The Enron probe is widening. According to lawyers for Enron shareholders say that they intend to expand their lawsuits to include other big Wall Street firms, such Merrill Lynch, Salomon Smith Barney’s parent company, Citigroup, and JP Morgan Chase. The suit, which has class-action status, will be amended to include those firms on April 8th, sources say.
The firms declined to comment on the case.
According to a Houston attorney familiar with the Enron case, the suit will allege that Merrill promoted sales of Enron stock as the company was misstating its income and debt. But to win, Enron shareholders’ lawyers will have to prove that Merrill knew about the fraudulent bookkeeping and deliberately mislead them. For example, the suit also alleges that Smith Barney’s parent, Citigroup, acquired detailed knowledge and insight of Enron's finances as lenders and vendors of financial services. .
Plaintiffs will have to show there was a direct pipeline between Merrill, Citigroup and other firms that shareholders relied on, the attorney says.
The suit comes on the heels of UBS PaineWebber being sued by two clients of Chung Wu, the broker who was fired by the firm after e-mailing clients advising them to sell their Enron shares.

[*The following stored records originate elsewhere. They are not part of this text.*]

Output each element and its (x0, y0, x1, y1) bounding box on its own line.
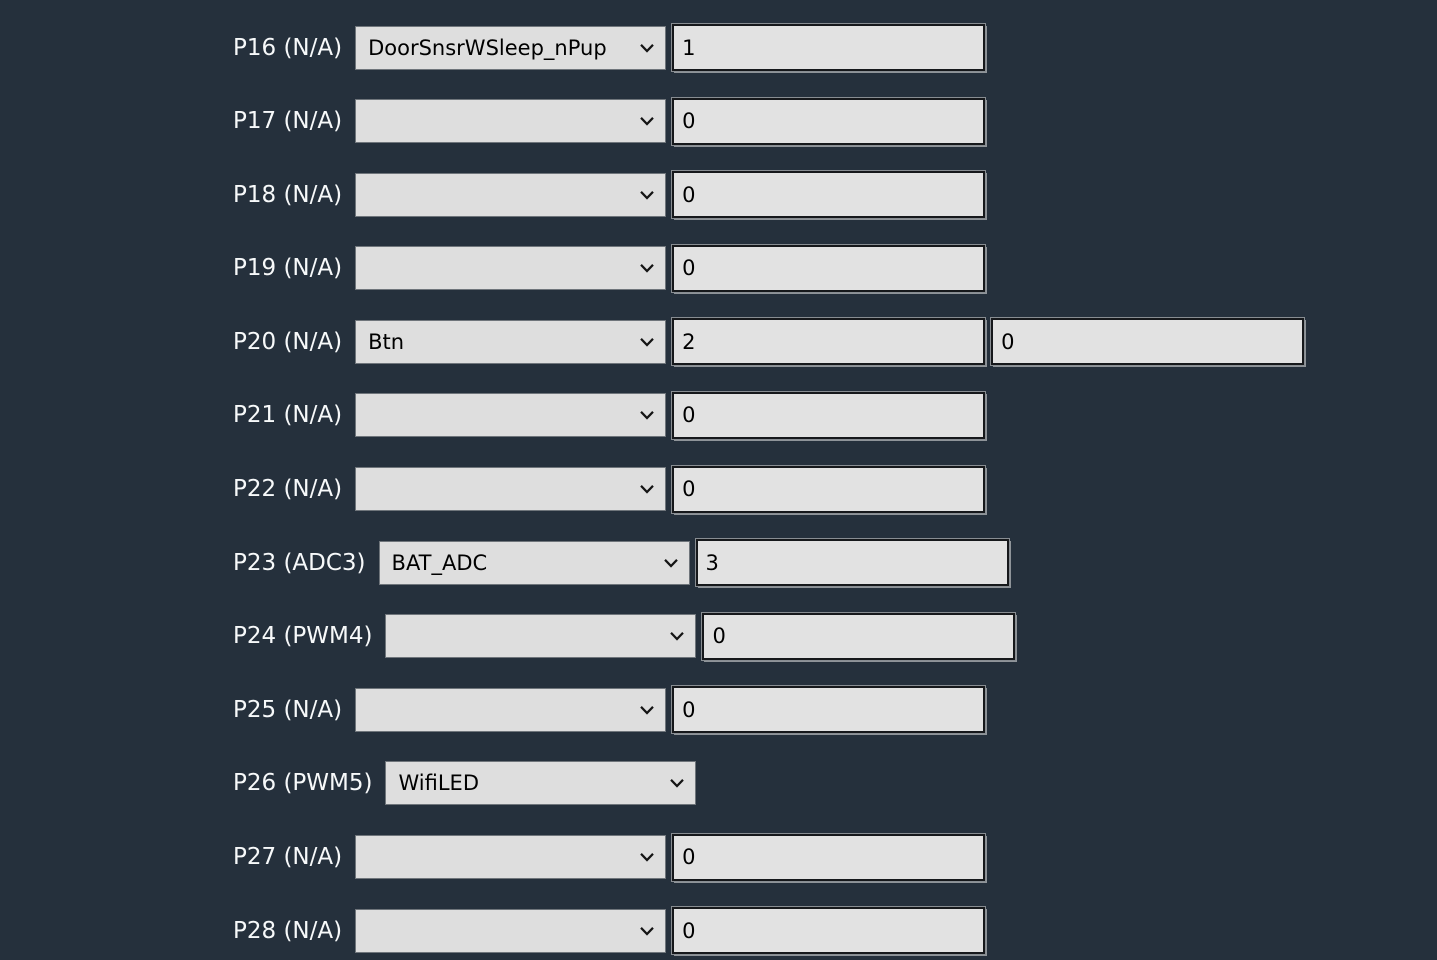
pin-role-select-control[interactable]: BAT_ADC (378, 540, 690, 585)
pin-row-p28: P28 (N/A) (233, 906, 1437, 956)
pin-row-p21: P21 (N/A) (233, 390, 1437, 440)
pin-role-select[interactable]: BAT_ADC (378, 540, 690, 585)
pin-label: P16 (N/A) (233, 34, 343, 61)
pin-channel-input[interactable] (694, 538, 1010, 588)
pin-role-select-control[interactable] (355, 393, 667, 438)
pin-row-p20: P20 (N/A) Btn (233, 317, 1437, 367)
pin-role-select[interactable] (355, 467, 667, 512)
pin-role-select-control[interactable] (385, 614, 697, 659)
pin-role-select[interactable]: Btn (355, 319, 667, 364)
pin-label: P27 (N/A) (233, 844, 343, 871)
pin-label: P22 (N/A) (233, 476, 343, 503)
pin-row-p27: P27 (N/A) (233, 832, 1437, 882)
pin-label: P17 (N/A) (233, 108, 343, 135)
pin-channel-input[interactable] (671, 317, 987, 367)
pin-row-p17: P17 (N/A) (233, 96, 1437, 146)
pin-label: P25 (N/A) (233, 696, 343, 723)
pin-role-select-control[interactable] (355, 172, 667, 217)
pin-role-select[interactable] (355, 172, 667, 217)
pin-channel-input[interactable] (671, 464, 987, 514)
pin-row-p25: P25 (N/A) (233, 685, 1437, 735)
pin-role-select[interactable] (355, 246, 667, 291)
pin-channel-input[interactable] (671, 243, 987, 293)
pin-channel-input[interactable] (671, 832, 987, 882)
pin-role-select-control[interactable]: DoorSnsrWSleep_nPup (355, 25, 667, 70)
pin-channel-input[interactable] (990, 317, 1306, 367)
pin-label: P26 (PWM5) (233, 770, 373, 797)
pin-channel-input[interactable] (701, 611, 1017, 661)
pin-label: P19 (N/A) (233, 255, 343, 282)
pin-row-p26: P26 (PWM5) WifiLED (233, 760, 1437, 807)
pin-row-p19: P19 (N/A) (233, 243, 1437, 293)
pin-label: P24 (PWM4) (233, 623, 373, 650)
pin-role-select-control[interactable]: WifiLED (385, 761, 697, 806)
pin-channel-input[interactable] (671, 96, 987, 146)
pin-role-select-control[interactable] (355, 908, 667, 953)
pin-role-select[interactable] (385, 614, 697, 659)
pin-role-select-control[interactable] (355, 835, 667, 880)
pin-role-select[interactable]: WifiLED (385, 761, 697, 806)
pin-role-select-control[interactable] (355, 467, 667, 512)
pin-row-p16: P16 (N/A) DoorSnsrWSleep_nPup (233, 23, 1437, 72)
pin-role-select[interactable] (355, 908, 667, 953)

Industry attorneys, as well as brokers nationally, have predicted that the Enron collapse is going to hit many Wall Street wirehouses in a variety of ways—and Merrill and Smith Barney appear to be the latest companies to be whacked. Enron had many ties to Wall Street. Many firms underwrote Enron share offering, sold Enron debt or marketed Enron limited partnerships. Nearly every analyst on the Street had a buy on Enron shares at one time or another.